Our semester abroad program will probably affect you the most, but that’s not where our China program ends. We have agreed in principal with all of our partners to build a US-China Law Institute, a multi-university think tank populated with law professors, government officials, lawyers, and business people, to help foster mutual cooperation between our nations. Under the American-side leadership of Jon Groetzinger, and the Chinese-side leadership of Professor Deng Feng of PKU, this institute is designed to be the leading Chinese-American think tank on issues primarily relating to business, trade, and financial law. With the addition next fall of our new professor, Tim Webster, a rising star in the world of Chinese law scholarship, the institute is sure to be a big success.
If you’ve been to China, you know how exciting a place it is and, if you haven’t, you’re in luck if you come to Case Western Reserve and take advantage of our program. I’ve been going to China over the last half-dozen years at intervals of about a year and a half, and am amazed to find the transformations in the cities I know. Skyscrapers grow like bamboo (and supported by bamboo scaffolding), new planned financial and trade centers are rising, restaurants and night life are fantastic, the shopping will remind you of major US and European capitals, and the countryside is magnificent. Beijing, the stately capital city, is the home of wonderful treasures from the Imperial era, from the Forbidden City at Tian ‘an men Square, to the Summer Palace, the Temple of Heaven, the Great Wall, and too many other places to name. Vibrant, exciting Shanghai, with its New York meets Vegas character, is to China what New York is to the US. And Chongqing is charming and beautiful (despite its population of 30 million!), reminiscent in places of San Francisco and Los Angeles with its ever-green flora, palm trees, and hills, cradled by the Yangtze and Jialing rivers. The countryside and smaller cities of Suzhou and Hangzhou outside Shanghai are simply treasures, and the landscape from Chongqin north and west toward the Himalayas (easily accessible from Chengdu) makes you feel as if you’re in a classical Chinese painting.
And, perhaps best of all (and ignoring US-China currency disputes), China remains amazingly inexpensive for Americans.
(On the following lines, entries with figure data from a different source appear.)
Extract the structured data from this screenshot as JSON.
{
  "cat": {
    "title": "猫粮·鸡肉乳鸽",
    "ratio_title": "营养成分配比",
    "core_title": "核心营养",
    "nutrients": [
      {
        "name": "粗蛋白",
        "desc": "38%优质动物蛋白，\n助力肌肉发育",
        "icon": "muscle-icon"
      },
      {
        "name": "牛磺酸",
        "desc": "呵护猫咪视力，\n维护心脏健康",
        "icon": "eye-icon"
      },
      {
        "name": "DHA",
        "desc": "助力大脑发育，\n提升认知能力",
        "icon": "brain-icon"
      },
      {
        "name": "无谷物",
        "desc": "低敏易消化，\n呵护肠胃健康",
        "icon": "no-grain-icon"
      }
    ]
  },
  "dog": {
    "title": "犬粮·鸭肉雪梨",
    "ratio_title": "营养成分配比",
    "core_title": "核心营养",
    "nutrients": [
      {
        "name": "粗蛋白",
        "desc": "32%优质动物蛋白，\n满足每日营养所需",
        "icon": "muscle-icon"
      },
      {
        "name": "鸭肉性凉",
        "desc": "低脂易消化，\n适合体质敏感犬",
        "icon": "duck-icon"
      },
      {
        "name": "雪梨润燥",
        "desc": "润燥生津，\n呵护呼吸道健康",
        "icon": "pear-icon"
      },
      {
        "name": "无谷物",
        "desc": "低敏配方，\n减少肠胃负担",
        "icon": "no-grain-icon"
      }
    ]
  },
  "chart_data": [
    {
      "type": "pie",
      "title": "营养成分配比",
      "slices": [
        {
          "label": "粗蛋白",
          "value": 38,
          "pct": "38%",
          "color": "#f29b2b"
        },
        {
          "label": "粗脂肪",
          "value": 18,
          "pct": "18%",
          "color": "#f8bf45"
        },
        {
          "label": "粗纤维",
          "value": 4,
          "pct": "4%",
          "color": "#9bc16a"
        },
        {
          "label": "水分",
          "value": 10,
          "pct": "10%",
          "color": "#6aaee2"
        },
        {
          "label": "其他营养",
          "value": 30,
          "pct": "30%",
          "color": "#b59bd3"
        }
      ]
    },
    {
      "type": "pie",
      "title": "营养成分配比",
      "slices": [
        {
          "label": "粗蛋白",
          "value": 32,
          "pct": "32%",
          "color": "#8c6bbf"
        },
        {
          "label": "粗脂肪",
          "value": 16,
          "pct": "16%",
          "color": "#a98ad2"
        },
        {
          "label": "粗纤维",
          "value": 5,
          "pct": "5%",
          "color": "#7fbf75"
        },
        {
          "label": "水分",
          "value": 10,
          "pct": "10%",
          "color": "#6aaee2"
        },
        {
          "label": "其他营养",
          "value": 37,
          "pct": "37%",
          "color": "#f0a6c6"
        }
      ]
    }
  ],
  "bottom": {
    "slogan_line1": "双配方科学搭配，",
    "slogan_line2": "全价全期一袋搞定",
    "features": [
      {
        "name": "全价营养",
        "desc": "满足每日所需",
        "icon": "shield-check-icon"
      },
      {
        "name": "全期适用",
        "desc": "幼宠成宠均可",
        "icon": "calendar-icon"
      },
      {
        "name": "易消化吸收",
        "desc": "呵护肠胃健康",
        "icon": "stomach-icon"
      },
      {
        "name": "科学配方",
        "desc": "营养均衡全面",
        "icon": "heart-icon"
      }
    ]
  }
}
Cab rides of an hour typically cost less than $15 dollars, public transportation within the cities and inter-city trains are cheap and excellent, you can have fantastic meals in nice restaurants for less than $50 for three or four people (or meals of terrific dumplings and buns for a dollar or two), and the shops that line the streets of the cities (where bargaining is the only way of doing business) sell a dizzying array of Chinese goods.
What other law school can offer this experience? None of which I know. Our China program is simply one other reason that Case Western Reserve is truly a special law school.